Re: [XaraXtreme-dev] Doesn't start on Suse



On Fri, 14 Apr 2006 12:59:42 +0100, Alex Bligh wrote:
> 
> > As such Linux is incredibly user hostile and Windows is a lot more user
> > friendly (and I'm talking normal users here who just double click a file
> > and expect to see something, if only an error, happen.)
> 
> Sure, but that, it seems to me, is largely the desktop's problem. If
> you click on a pogram that says "I can't run" and reports the
> error as best it can, you get nothing back.

Yes, the answer to the question "Why didn't the errors on stderr
appear in a dialog box" is more a matter of what the desktop software
is doing at the time of double-click, rather than what the application
itself is doing.

However, there are some things that an application can do at this
point to work better with the desktop. For example, there's a startup
notification (draft) specification which applications can use to make
the desktop be aware that an application is trying to start.

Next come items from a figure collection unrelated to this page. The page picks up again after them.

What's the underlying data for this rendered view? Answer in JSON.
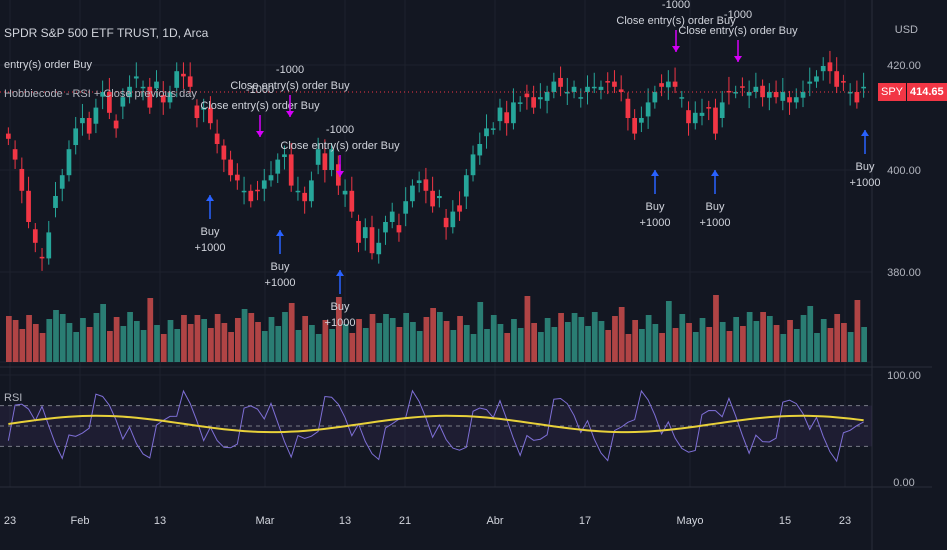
{
  "header": {
    "symbol_title": "SPDR S&P 500 ETF TRUST, 1D, Arca",
    "strategy_title": "Hobbiecode - RSI + Close previous day",
    "currency": "USD",
    "overlay_line": "entry(s) order Buy"
  },
  "price_tag": {
    "symbol": "SPY",
    "value": "414.65"
  },
  "rsi_label": "RSI",
  "colors": {
    "background": "#131722",
    "up": "#26a69a",
    "down": "#f23645",
    "vol_up": "#2a7d73",
    "vol_down": "#b04445",
    "rsi_line": "#7e6fd6",
    "rsi_ma": "#e8d13a",
    "marker_buy": "#2962ff",
    "marker_close": "#d500f9"
  },
  "chart_data": {
    "type": "candlestick",
    "y_ticks": [
      "420.00",
      "400.00",
      "380.00"
    ],
    "rsi_ticks": [
      "100.00",
      "0.00"
    ],
    "x_ticks": [
      "23",
      "Feb",
      "13",
      "Mar",
      "13",
      "21",
      "Abr",
      "17",
      "Mayo",
      "15",
      "23"
    ],
    "ohlc_close": [
      406,
      402,
      396,
      390,
      386,
      383,
      388,
      395,
      399,
      404,
      408,
      410,
      407,
      412,
      415,
      411,
      408,
      414,
      416,
      418,
      416,
      412,
      417,
      413,
      415,
      419,
      418,
      416,
      410,
      412,
      409,
      405,
      402,
      399,
      398,
      396,
      394,
      396,
      398,
      399,
      402,
      403,
      397,
      396,
      394,
      398,
      404,
      400,
      404,
      397,
      396,
      392,
      386,
      389,
      384,
      386,
      390,
      392,
      388,
      394,
      397,
      398,
      396,
      393,
      395,
      389,
      392,
      392,
      399,
      403,
      405,
      408,
      408,
      412,
      409,
      413,
      413,
      414,
      412,
      414,
      415,
      417,
      416,
      415,
      416,
      414,
      416,
      416,
      416,
      417,
      416,
      415,
      410,
      407,
      410,
      413,
      415,
      416,
      417,
      416,
      414,
      409,
      411,
      411,
      412,
      407,
      413,
      415,
      415,
      416,
      415,
      416,
      414,
      415,
      414,
      415,
      413,
      414,
      415,
      417,
      418,
      420,
      419,
      416,
      417,
      415,
      413,
      416
    ],
    "trades": [
      {
        "type": "buy",
        "label": "Buy",
        "qty": "+1000"
      },
      {
        "type": "buy",
        "label": "Buy",
        "qty": "+1000"
      },
      {
        "type": "buy",
        "label": "Buy",
        "qty": "+1000"
      },
      {
        "type": "buy",
        "label": "Buy",
        "qty": "+1000"
      },
      {
        "type": "buy",
        "label": "Buy",
        "qty": "+1000"
      },
      {
        "type": "buy",
        "label": "Buy",
        "qty": "+1000"
      },
      {
        "type": "close",
        "label": "Close entry(s) order Buy",
        "qty": "-1000"
      },
      {
        "type": "close",
        "label": "Close entry(s) order Buy",
        "qty": "-1000"
      },
      {
        "type": "close",
        "label": "Close entry(s) order Buy",
        "qty": "-1000"
      },
      {
        "type": "close",
        "label": "Close entry(s) order Buy",
        "qty": "-1000"
      },
      {
        "type": "close",
        "label": "Close entry(s) order Buy",
        "qty": "-1000"
      }
    ]
  }
}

This is
what allows the desktop software use busy cursors and otherwise
indicate that something is happening. It seems like that might be the
place to solve the failed to start problem, (I'm really not familiar
enough with the spec. to know if it handles this at all yet). The
specification text can be read at:

http://standards.freedesktop.org/startup-notification-spec/startup-notification-0.1.txt

and its status is noted as one of several "draft specification that
are new and not yet widely used, though they may be used by one or
more desktops or desktop applications: " here:

http://freedesktop.org/wiki/Standards

Meanwhile, there is a more fundamental question as to how did the
user's computer ever get into this state where a critical shared
library is missing? You introduced a "normal user" who is just
double-clicking. Fortunately, such users will generally not be able to
easily delete shared libraries, (thanks to some user permission
separation that Linux provides).

So then it's just a matter of getting the application installed
properly in the first place.

The software that is most successful at this is the software that is
well-integrated with the entire distribution. Then it can take
advantage of the distribution's package management with dependency
management etc. My experience with using released versions of Debian
or Fedora, say, is that it is exceedingly rare to find a critical
library missing after installing something with the distributions
packaging tools.

Of course, taking advantage of good integration with the distribution
requires compatible licensing. Xara is definitely on the right track
here, and will get there when it ships with an entirely GPL source
base.

Meanwhile, there are application vendors that choose licensing schemes
that are incompatible with the distributions. These vendors do face
problem with getting libraries properly installed, (and face problems
as system libraries get updated/removed by a packaging system that is
unaware of the application). Some vendors respond by shipping static
builds instead to avoid the problem altogether. But this introduces a
raft of other problems as now the application has frozen all the
security-related bugs of its dependent libraries into its own
application. When the user next updates zlib (or whatever) to fix a
security bug, the application might still be running with the old
buggy version.

So, basically, by choosing this route, the vendor has decided to
accept all the problems that the distribution's packaging system is
already solving, (library dependencies, software updating,
etc.). There are things (you mentioned klik for example) that try to
make this easier, but it's still quite a bit of pain to choose. But,
this is part of the tradeoff that comes when choosing licensing that
means the software cannot be an integrated part of the system.

Fortunately, Xara does not appear to be choosing that route at all.

So my suggestion is: Get to pure GPL as soon as possible, and get
integrated into the main part of as many distributions as
possible. Many problems will "disappear" this way---either directly
solved by the packaging systems or else solved by the actual package
maintainers---either way it means less work for Xara engineers.